Kalau di daerah terdapat info pengendapan dana sertifikasi guru untuk dibungakan, ujar Haryono, inspektorat daerah harus menindaklanjuti untuk mengecek kebenarannya. Selain itu juga harus dilakukan audit terhadap kas daerah juga dana sertifikasi guru.
"Kalau memang terdapat pelanggaran. Maka harus ada sanksi sesuai dengan tingkat kesalahan yang dilakukan," kata Haryono.
Di tempat terpisah, Anggota Ombudsman Subtansi Pendidikan Budi Santosa mengatakan, memang sejak zaman dulu modus penyelewengan dana tunjangan sertifikasi guru sama seperti penyelewengan dana BOS. Dananya ditahan dulu di bank agar berbunga sampai bermiliar-miliar.
Sebelum 2012, kata Budi, dana BOS sering diperlambat penyalurannya oleh pemkab atau pemkot untuk dibungakan di beberapa daerah.
Untuk menghindari hal itu, Ombudsman sudah berkali-kali meminta pemerintah agar tunjangan sertifikasi guru langsung disalurkan dari pusat ke rekening para guru.
Salah satu upaya agar pemda mau menyalurkan dana tunjangan sertifikasi guru, Budi menerangkan, Kemdikbud bersama Kemenkeu bisa membuat surat edaran berisi peringatan kepada pemda-pemda agar segera menyalurkan tunjangan sertifikasi guru. Kalau ada pemda yang tidak mau menyalurkan tunjangan sertifikasi guru, mereka akan ditahan dana alokasi daerahnya.
"Kalau mau memberikan sanksi pidana kepada kepala daerah yang pemdanya tidak mau menyalurkan tunjangan sertifikasi guru itu susah.
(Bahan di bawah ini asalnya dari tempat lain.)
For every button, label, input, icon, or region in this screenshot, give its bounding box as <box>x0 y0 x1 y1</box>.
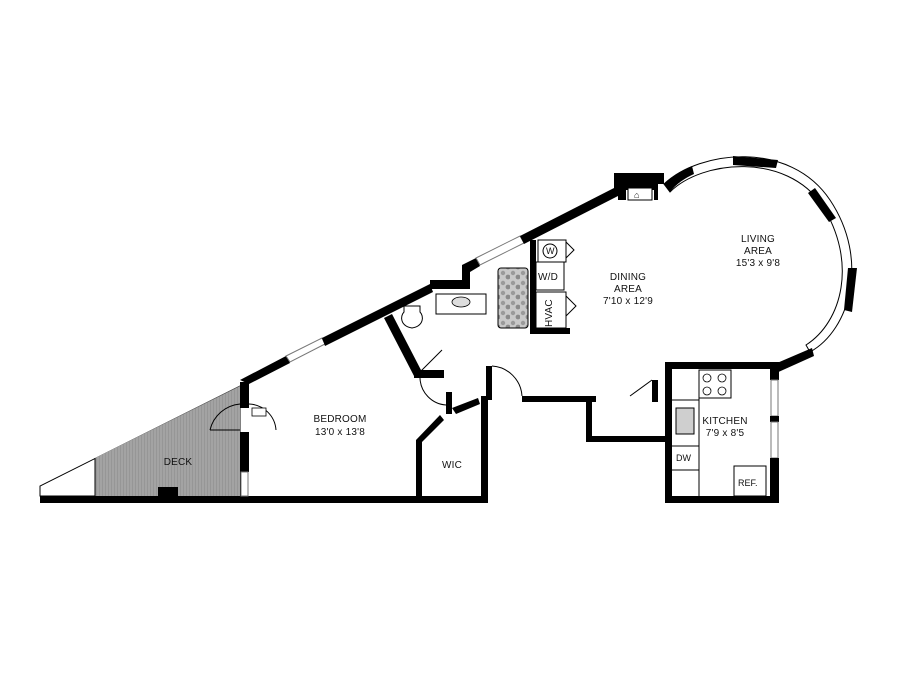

Sebab ini lebih ke masalah administrasi, selain itu jika kepala daerah dipidanakan, tidak ada jaminan juga tunjangan sertifikasi guru segera disalurkan," kata Budi.
Sanksi kepada kepala daerah yang pemdanya tidak mau menyalurkan tunjangan sertifikasi guru, terang Budi, juga bisa dilakukan dengan memberikan sanksi politis.
Misalnya guru-guru yang merasa dirugikan karena tidak mendapatkan haknya bisa mengadvokasi masyarakat untuk tidak memilih kepala daerah yang tidak amanah karena tidak menyalurkan dana tunjangan sertifikasi guru.
"Saya rasa sanksi politis semacam ini malah akan membuat kepala daerah merasa takut. Sehingga mereka akan mendorong pemda untuk mau menyalurkan dana sertifikasi guru," kata Budi.